Monkube Interview

Let’s start off by getting a little background on Monkube and how this development studio started. Monkube already has two projects in active development (that we’re aware of!) in addition to the recently released 6th Planet, so this begs the question: did Monkube form around the 6th Planet project specifically, or would you say the team formed around a general creative vision, and 6th Planet happened to be the first of several ideas completed?

The short answer would be that Monkube formed around 6th Planet, but that would be cutting short on a lot of juicy details. I was aware of the interesting possibilities in the App Store market for some time, but the project originated from an acquaintance who wanted to make an iPhone game and asked me to come up with an idea for it. When I told him I had some ideas, he informed me that he had stuff of his own and didn’t need my help anymore. So I was left behind, with the ideas still inside my head. Shortly thereafter I asked my friend Jonas if he wanted to help me in making a game of our own. And that idea grew into a company with four… by the time you read this, maybe even six games in production.

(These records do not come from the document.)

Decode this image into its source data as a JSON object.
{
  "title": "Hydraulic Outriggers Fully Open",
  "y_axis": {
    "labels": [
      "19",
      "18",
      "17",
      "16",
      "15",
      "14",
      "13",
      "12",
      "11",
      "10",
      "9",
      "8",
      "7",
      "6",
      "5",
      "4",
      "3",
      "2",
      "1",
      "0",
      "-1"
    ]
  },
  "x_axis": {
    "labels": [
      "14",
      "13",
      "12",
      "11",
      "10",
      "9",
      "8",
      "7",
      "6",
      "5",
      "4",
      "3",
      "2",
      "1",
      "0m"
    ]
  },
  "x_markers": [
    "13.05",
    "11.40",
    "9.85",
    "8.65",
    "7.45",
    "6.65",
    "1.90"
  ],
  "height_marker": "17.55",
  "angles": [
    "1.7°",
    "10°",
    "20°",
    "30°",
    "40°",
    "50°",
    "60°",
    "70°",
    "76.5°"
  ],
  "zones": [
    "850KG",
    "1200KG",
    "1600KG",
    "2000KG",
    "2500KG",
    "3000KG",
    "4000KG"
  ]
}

Help our readers sift through the impressive array of collaborating studios brought on board for 6th Planet. Of course there’s the Oscar-nominated Vivi Film, along with Newrosoft, Glass House Graphics and Ape Entertainment. What role did each of these play in the development of 6th Planet?

With a design doc in place and looking for a company to handle programming, we shopped around for quotes on the Internet. Newrosoft won us over because they have a great producer who used to work on Gameloft’s NOVA until it was halfway into production. He proved to be an amazing guy, which helped 6th Planet get to the level of quality it is. The other companies on your list were actually a domino effect that started in my local gym. I visit that every weekend and am often joined by a friend who’s also an investor in 6th Planet. While there, we talked about our game a lot. When discussing the fact that we were looking for people to partner with for the story part, we were interrupted by a young guy whose mother is the boss of Vivi Film. We traded phone numbers, set up a meeting, and a few months later we had an amazing partner who had led us to artist agency Glass House Graphics and comic book publisher Ape Entertainment. And yes, I know, you only get that lucky a few times in a lifetime.

Recently there’s been something of a debate in the wider videogame industry concerning whether storytelling “matters” in this medium. One could approach the question from either a cultural perspective (i.e., does a storyline enrich the player’s experience or just insert a barrier between the player and the game?) or from the perspective of the developer’s bottom line. The amount of story to be found in 6th Planet probably makes it obvious already, but where do you and Monkube stand in this debate?

Well, to me, story is a big deal in any type of media. I like music with well written lyrics, I like movies and series with multi-layered characters and believable stories and so on. And my point of view is nothing new. Jack Warner, founding member and once president of Warner Brothers once said: “The most important person in the motion picture process is the writer, and we must do everything in our power to prevent them from ever realizing it.” A funny quote, but in all seriousness, this might as well point out the biggest flaw in the entertainment industry today.

To get the best entertainment, writers should be the ones in charge of any project, be it motion picture, game or TV series. But in reality, you get a bunch of suits running the show who screw up about 80% of all things produced. I’m an ex-videogame journalist, so that opinion is based on experience. This whole point of view was explained to me by Evan Wells, President of Naughty Dog (the guys doing the Uncharted series on PS3), when I interviewed him before the first Uncharted game got released. Through his game, he proved to me he was right, so his opinion stuck with me and had a decisive impact when we made the blueprint for 6th Planet.

You can look at 6th Planet as a test, as the game idea was already in production when the story got created. I think we did a pretty good job of making game and story fit, but you can expect a big leap forward in our next projects.

Speaking of comics, should we keep an eye out for Darius’ exploits in standalone comic book form soon? What’s the release plan for that, and will the content expand on 6th Planet’s universe or otherwise take advantage of opportunities present in the comic book medium that don’t carry over as well to videogames?

The release of 6th Planet, the comic book, should be no longer that four weeks away. And yes, having the freedom of doing full page lay-out makes it all a lot prettier. The true sequel to this story will be included in 6th Planet II: Mission Earth, but we are also looking into the possibility of building upon this franchise with comic book exclusive content. Apart from that, don’t forget that there’s also an iPad only version of 6th Planet coming, and it will feature lay-out like the printed or digital comic.